Saturday, October 3, 2009

Bercy sees the debt burden increased from 4 billion per year

The French government believes that the burden of debt, which represents the amount of interest the debt will increase by about four billion euros annually in the coming years, "said Budget Minister Eric Woerth. The debt burden is estimated at 42.5 billion euros in the draft 2010 budget presented Wednesday to a national debt that will reach 1.654 billion or 84% of GDP. The government expects public debt will reach then 88% of GDP in 2011, 90% in 2012 and 91% in 2013, compared to an estimated ratio to 77.1% in 2009. "We believe that in the coming years, the interest burden of debt will grow to nearly four billion per year, so he'll have to do face," Eric Woerth said on France Inter.
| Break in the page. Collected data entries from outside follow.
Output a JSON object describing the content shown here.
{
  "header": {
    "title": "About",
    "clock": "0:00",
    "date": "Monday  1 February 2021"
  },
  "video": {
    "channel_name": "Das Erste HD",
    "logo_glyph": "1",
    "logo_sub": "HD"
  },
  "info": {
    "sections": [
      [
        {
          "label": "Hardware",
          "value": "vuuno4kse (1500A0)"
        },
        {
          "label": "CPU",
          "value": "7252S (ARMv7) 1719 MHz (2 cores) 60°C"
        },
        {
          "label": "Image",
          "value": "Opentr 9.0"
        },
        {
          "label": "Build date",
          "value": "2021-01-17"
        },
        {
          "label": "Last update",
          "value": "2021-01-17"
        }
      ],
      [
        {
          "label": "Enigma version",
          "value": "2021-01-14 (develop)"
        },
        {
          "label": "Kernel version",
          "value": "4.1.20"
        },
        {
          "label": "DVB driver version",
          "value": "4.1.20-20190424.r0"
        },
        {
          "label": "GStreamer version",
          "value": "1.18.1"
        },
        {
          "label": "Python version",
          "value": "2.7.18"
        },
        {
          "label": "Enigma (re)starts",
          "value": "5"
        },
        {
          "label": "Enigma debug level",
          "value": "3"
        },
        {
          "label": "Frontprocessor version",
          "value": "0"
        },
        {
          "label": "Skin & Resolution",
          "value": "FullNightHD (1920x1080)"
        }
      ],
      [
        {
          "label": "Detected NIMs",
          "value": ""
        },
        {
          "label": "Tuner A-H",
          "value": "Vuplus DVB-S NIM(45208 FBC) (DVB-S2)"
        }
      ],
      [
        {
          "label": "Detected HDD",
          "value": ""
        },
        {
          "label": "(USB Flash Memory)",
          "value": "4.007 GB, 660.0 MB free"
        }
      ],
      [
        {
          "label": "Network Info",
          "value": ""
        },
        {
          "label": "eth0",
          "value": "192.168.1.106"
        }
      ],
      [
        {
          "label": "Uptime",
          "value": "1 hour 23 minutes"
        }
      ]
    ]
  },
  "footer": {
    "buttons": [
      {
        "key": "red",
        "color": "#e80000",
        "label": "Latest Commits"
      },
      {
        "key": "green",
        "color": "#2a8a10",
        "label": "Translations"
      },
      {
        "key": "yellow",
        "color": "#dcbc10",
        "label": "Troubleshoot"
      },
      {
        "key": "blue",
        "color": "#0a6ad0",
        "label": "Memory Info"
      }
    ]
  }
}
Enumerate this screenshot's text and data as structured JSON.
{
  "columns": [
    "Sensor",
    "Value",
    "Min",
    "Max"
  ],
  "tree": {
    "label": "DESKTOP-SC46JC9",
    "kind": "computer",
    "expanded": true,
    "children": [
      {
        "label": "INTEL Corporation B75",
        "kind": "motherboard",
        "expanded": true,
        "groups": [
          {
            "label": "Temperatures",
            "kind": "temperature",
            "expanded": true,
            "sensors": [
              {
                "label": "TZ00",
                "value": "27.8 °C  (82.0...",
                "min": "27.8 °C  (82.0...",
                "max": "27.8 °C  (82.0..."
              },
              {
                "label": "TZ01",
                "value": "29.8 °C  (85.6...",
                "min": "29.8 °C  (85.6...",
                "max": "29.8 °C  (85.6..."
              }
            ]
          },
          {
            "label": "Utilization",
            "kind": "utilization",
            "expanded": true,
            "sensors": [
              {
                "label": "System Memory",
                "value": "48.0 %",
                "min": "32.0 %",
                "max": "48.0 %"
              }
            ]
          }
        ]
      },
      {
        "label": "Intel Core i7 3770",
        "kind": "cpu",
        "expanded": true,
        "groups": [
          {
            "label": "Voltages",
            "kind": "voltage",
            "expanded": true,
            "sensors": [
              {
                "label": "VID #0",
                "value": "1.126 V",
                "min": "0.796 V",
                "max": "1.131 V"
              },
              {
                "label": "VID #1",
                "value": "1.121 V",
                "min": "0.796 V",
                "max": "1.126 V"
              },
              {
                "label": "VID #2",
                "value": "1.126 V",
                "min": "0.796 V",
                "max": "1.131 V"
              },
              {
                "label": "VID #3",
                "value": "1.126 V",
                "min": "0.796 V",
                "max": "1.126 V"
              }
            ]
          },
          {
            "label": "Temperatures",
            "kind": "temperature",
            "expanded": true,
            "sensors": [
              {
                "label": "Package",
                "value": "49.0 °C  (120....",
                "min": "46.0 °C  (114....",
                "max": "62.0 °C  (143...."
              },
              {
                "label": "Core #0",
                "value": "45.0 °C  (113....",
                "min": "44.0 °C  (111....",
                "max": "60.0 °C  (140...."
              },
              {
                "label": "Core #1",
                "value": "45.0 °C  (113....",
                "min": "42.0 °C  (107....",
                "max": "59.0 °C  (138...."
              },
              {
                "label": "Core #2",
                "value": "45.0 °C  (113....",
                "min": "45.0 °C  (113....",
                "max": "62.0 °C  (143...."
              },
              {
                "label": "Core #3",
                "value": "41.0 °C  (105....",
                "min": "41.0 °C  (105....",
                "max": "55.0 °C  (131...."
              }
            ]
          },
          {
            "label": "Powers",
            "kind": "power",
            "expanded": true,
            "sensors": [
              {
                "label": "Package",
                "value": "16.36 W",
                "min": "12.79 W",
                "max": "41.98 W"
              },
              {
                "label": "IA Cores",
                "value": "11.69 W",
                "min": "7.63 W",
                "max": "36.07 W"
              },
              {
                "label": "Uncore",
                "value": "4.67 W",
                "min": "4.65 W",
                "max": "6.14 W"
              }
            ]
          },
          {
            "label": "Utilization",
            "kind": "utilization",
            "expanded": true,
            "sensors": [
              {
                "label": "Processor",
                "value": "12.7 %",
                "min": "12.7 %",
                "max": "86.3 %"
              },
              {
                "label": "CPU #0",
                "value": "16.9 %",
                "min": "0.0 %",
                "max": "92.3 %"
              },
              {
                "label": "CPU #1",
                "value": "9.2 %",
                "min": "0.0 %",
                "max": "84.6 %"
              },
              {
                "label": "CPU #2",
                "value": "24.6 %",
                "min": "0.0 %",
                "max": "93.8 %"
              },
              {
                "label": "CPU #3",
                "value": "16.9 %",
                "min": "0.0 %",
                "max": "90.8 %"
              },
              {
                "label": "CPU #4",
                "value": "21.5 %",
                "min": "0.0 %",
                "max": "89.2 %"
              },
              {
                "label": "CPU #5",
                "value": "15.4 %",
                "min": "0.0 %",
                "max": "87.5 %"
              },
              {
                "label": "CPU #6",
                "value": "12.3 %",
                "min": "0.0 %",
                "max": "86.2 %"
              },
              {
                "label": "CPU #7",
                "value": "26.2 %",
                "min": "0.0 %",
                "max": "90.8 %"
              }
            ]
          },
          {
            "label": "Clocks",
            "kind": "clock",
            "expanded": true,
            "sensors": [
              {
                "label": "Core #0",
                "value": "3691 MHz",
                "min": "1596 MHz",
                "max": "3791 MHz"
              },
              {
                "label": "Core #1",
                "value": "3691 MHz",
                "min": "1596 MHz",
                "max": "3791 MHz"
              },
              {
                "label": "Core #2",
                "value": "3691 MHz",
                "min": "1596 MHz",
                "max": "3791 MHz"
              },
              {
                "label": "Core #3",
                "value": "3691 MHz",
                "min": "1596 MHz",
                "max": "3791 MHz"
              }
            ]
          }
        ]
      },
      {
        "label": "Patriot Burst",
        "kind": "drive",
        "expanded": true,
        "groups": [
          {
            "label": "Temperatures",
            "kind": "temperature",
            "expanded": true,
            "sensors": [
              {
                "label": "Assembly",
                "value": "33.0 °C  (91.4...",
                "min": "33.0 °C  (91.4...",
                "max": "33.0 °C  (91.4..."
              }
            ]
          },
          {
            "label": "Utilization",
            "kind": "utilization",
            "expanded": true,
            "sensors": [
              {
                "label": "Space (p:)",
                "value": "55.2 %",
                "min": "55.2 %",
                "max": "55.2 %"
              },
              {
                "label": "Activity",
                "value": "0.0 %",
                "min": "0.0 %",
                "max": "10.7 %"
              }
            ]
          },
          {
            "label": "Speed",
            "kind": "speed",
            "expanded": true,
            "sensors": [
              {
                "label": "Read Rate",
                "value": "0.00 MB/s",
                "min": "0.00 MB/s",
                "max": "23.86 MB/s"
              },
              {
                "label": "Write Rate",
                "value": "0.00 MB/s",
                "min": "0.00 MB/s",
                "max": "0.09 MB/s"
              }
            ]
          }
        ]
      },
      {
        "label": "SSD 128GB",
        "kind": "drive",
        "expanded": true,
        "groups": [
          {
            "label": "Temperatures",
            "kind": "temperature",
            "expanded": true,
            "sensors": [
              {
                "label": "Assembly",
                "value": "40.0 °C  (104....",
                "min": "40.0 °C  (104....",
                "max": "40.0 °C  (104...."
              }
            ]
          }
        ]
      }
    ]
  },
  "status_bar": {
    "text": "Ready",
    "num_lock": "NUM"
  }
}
Despite the increase in debt in 2009 was reserved in his "good surprises" regarding the debt burden because of low inflation and interest rates low. "We believe that when the recovery comes, interest rates budge (...) It was anticipated more inflation in the 2010 budget in 2009 so it plays on the weight of debt," he said . He argued however that the debt of France was now lower than the average for countries of the Organization for Economic Cooperation and Development (OECD) and countries of the European Union. Eric Woerth also reiterated his opposition to higher taxes in France to reduce the deficit abyss of public accounts. "The solution of France does not always raise taxes, but also to reform our country, more activities, more growth, to have more revenue," he said.